Tuesday, October 26, 2010

Lord of the Rings

Gavin and and I are watching Lord of the Rings tonight and it remined me of my senior year of high school when i was deathly ill with mono and somehow convinced mom and dad to let me go see the midnight showing of this movie with Andy and, I believe, Mark Holyfield. Afterwards i couldn't even go to sleep because i was so profoundly impacted by some of the themes in the film. I can rememeber sitting in my bed at 4:30 in the morning, puffy and swollen from the mono, totally energized by the idea that we as people of God are part of a bigger story...a story that is far beyond our own imagining...My senior year in particular i felt really antsy and wrote a lot of poems about adventures and traveling and experiencing something totally "other". So the bigger purpose that little Frodo was meant to do struck a chord in me i guess.

Friday, October 15, 2010

memory of the day

today, all day, in every class, i remembered that i hate school There you go, hows that for nostalgia.

Friday, October 8, 2010

Sometime in the sixth grade

My next memory comes to you from a time in my life when i was in love with Blake Atchison. I remember venturing out into our woods behind the house, with mom's hunter green barn coat on...( i loved that coat, i think it made me feel rustic) taking my journal out there (pretty sure it was drizzly and gray which really helped set the tone.) I began to write poetry. Sappy, dramatic poetry that was way more intense than my actual feelings for Blake. I sat writing, imagining a tragic life filled with deep sorrow and great joy that ended with me dying in Blake's arms just as he realizes he loves me, when suddenly i spotted a large flat rock on the ground! Nothing like etching your love in stone, thought i, so i etched into the rock " I Love Blake". I felt somehow like this validated my 'love' for him...i must really mean it if i am willing to carve it in stone...
A few months later, Joseph found it in the woods and made fun of me for it...which i deserved.
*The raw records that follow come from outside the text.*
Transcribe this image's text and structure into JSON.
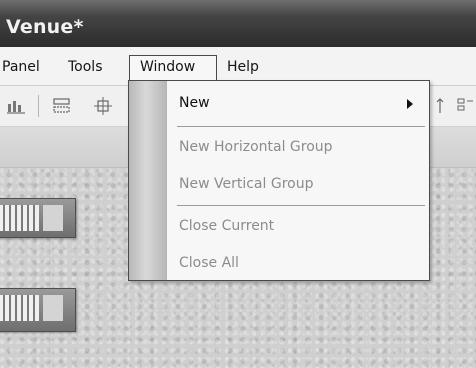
{
  "window": {
    "title": "Venue*"
  },
  "menubar": {
    "items": [
      {
        "label": "Panel"
      },
      {
        "label": "Tools"
      },
      {
        "label": "Window"
      },
      {
        "label": "Help"
      }
    ]
  },
  "window_menu": {
    "items": [
      {
        "label": "New",
        "enabled": true,
        "has_submenu": true
      },
      {
        "label": "New Horizontal Group",
        "enabled": false
      },
      {
        "label": "New Vertical Group",
        "enabled": false
      },
      {
        "label": "Close Current",
        "enabled": false
      },
      {
        "label": "Close All",
        "enabled": false
      }
    ]
  },
  "toolbar": {
    "icons": [
      "distribute-icon",
      "group-icon",
      "align-icon",
      "align-vertical-icon",
      "layout-icon"
    ]
  },
  "canvas": {
    "devices": [
      "rack-device-icon",
      "rack-device-icon"
    ]
  }
}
Oh yea, and i really did write a short story about me dying Blake's arms...only it was set in the 1700's, and i am pretty sure i borrowed a lot of the plot from Sense and Sensibility.

Monday, October 4, 2010

September 1993

This first memory was conjured up because of the beautiful fall day today...Beautiful, but sometimes fall can make me feel, as Gavin would say, "achy."
It was the day that Becca left for Auburn. well, I can't really remember if it was the actual day she left, or at some point during the time that mom and dad were away taking her. I was staying with the Gilmans i think. I was wearing my purple basketball t-shirt and heading to the Festival of the Arts in the back of the Gilman's fifteen passenger van. I remember Cassie trying to talk to me about what boys did i think would be at the Festival...(which was most definitely the social highlight of the year for us at that point in life.) Anyways, it is a bit of a sad image because i remember so vividly turning my head toward the window, and trying to hide the fact that i was crying. It was the time of day, four or five in the afternoon, in which the lighting has always felt very meloncholy to me. I remember feeling so isolated, and resenting all my friends who wouldn't care. Sad day. Hopefully these all won't be sad.

The memory project

Today when i was driving, i caught a glimpse of my hair in the rearview mirror...it was totally greasy and gross and i had this flash of a memory of what my hair looked like in the sixth grade...waaay too long, butt cut (which are kinda back in), and usually topped with a backwards hat. I also got a bit of a warm fuzzy thinking about mom's gracious parenting in not forcing me to cut it...or for that matter, drop the soccer shoes, loose the the knee high athletic socks, and take off one of my five t-shirts. Maybe she comforted herself with the knowledge that she had four more daughters... Anyway, it gave me the idea to start blogging about random memories. No real rhyme or reason to it, just memories as they come to me. They may be full blown stories, or just little moments, or smells that evoke certain feelings. Enjoy.